Jon Corzine told The New York Times that his "asset monetization" borrowing scheme, the one where he planned to sell the Turnpike, Parkway and AC Expressway for $30 billion and raise tolls 800%, may be back on a smaller scale if he is re-elected.
“This idea worked,” the governor said, adding, “So maybe we just need to scale it back.”
In separate interviews with The Times GOP contender Chris Christie and Corzine presented their very different agendas for confronting the projected $8-$10 billion deficit in the coming fiscal year.
Corzine offers more of the same approach that he has followed over the last four years. The Times said that he seemed resentful towards the voters and the media for not appreciating what he has accomplished, citing unsung accomplishments like the passage of a civil unions law, paid family leave and the abolition of the death penalty.
“It’s like in the water that somehow or another we didn’t do some of these things,” Corzine said, adding: “Go through the record. May not be pretty, but we got it done.”
Corzine also said he regretted supporting Christie's appointment as U.S. Attorney because Christie politicized the office and used it as a launching pad (to run against Corzine). Christie convicted 130 corrupt politicians as U.S. Attorney.

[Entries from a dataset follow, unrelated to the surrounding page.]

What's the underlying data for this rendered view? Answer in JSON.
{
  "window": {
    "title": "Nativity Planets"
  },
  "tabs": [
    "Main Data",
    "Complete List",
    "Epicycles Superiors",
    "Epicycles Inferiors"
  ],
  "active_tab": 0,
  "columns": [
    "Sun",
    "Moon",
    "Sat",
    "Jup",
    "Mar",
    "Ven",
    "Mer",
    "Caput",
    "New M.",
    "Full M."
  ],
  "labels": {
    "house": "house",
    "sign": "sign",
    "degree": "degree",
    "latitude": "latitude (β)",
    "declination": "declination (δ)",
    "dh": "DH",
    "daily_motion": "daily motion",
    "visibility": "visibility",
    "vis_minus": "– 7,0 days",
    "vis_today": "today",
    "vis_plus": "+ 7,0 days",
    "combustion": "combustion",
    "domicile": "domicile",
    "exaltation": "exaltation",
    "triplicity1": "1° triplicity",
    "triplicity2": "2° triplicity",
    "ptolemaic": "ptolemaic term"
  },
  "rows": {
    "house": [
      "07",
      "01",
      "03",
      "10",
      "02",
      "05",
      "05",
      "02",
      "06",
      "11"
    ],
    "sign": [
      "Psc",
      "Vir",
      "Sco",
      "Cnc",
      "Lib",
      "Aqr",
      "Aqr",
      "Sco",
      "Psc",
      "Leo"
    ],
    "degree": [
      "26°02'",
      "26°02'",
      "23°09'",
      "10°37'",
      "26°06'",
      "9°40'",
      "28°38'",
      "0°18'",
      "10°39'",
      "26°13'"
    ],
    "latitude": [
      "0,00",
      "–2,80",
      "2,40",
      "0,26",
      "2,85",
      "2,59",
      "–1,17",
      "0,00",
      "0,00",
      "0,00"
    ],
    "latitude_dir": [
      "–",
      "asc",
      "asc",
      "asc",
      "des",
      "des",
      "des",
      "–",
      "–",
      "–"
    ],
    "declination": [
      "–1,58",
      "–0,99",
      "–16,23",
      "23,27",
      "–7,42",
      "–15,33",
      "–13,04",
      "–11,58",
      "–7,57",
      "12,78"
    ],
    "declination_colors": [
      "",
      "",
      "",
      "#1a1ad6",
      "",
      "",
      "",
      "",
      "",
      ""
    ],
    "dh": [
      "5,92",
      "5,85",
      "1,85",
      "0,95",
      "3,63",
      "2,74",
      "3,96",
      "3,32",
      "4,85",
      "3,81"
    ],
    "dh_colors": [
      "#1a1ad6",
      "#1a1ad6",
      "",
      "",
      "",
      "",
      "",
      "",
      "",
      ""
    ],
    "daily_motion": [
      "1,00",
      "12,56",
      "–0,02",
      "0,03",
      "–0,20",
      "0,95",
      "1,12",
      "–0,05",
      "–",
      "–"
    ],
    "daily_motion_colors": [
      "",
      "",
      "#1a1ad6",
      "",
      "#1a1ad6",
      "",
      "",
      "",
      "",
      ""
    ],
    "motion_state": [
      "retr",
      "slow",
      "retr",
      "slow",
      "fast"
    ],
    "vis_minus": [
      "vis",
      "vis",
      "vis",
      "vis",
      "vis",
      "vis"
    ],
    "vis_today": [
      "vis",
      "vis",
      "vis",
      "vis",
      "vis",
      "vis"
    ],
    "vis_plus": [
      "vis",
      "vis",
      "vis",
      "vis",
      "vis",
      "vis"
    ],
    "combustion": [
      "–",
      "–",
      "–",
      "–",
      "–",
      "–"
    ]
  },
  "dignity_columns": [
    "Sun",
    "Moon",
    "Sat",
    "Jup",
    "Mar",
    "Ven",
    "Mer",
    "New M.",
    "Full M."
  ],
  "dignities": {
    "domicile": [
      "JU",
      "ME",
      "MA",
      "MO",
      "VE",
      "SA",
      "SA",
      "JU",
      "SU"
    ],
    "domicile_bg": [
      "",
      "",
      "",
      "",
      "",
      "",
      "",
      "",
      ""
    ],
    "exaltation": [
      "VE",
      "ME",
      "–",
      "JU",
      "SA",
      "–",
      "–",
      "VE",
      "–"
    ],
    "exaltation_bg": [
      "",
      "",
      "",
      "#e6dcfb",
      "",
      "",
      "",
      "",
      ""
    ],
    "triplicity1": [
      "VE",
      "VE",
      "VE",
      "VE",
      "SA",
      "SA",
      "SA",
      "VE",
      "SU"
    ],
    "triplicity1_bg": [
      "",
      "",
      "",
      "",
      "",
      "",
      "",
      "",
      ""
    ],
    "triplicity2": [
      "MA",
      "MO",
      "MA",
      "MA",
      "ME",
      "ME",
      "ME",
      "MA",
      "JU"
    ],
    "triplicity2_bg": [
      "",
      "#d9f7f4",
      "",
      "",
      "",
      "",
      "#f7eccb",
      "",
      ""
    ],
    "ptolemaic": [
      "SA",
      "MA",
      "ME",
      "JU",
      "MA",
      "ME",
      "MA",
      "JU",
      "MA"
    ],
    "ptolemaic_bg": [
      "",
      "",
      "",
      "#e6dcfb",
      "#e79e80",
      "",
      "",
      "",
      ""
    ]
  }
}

For his part, Christie said that given that State's finances it is unlikely that he can fully restore property tax rebates next year, but that he would plug the deficit with up to $5 billion in spending cuts; $1.5 billion in labor concessions, foregoing $500 million in expanded education funding that Corzine has planned, and $3 billion in undefined "programmatic cuts". "Everything is on the table."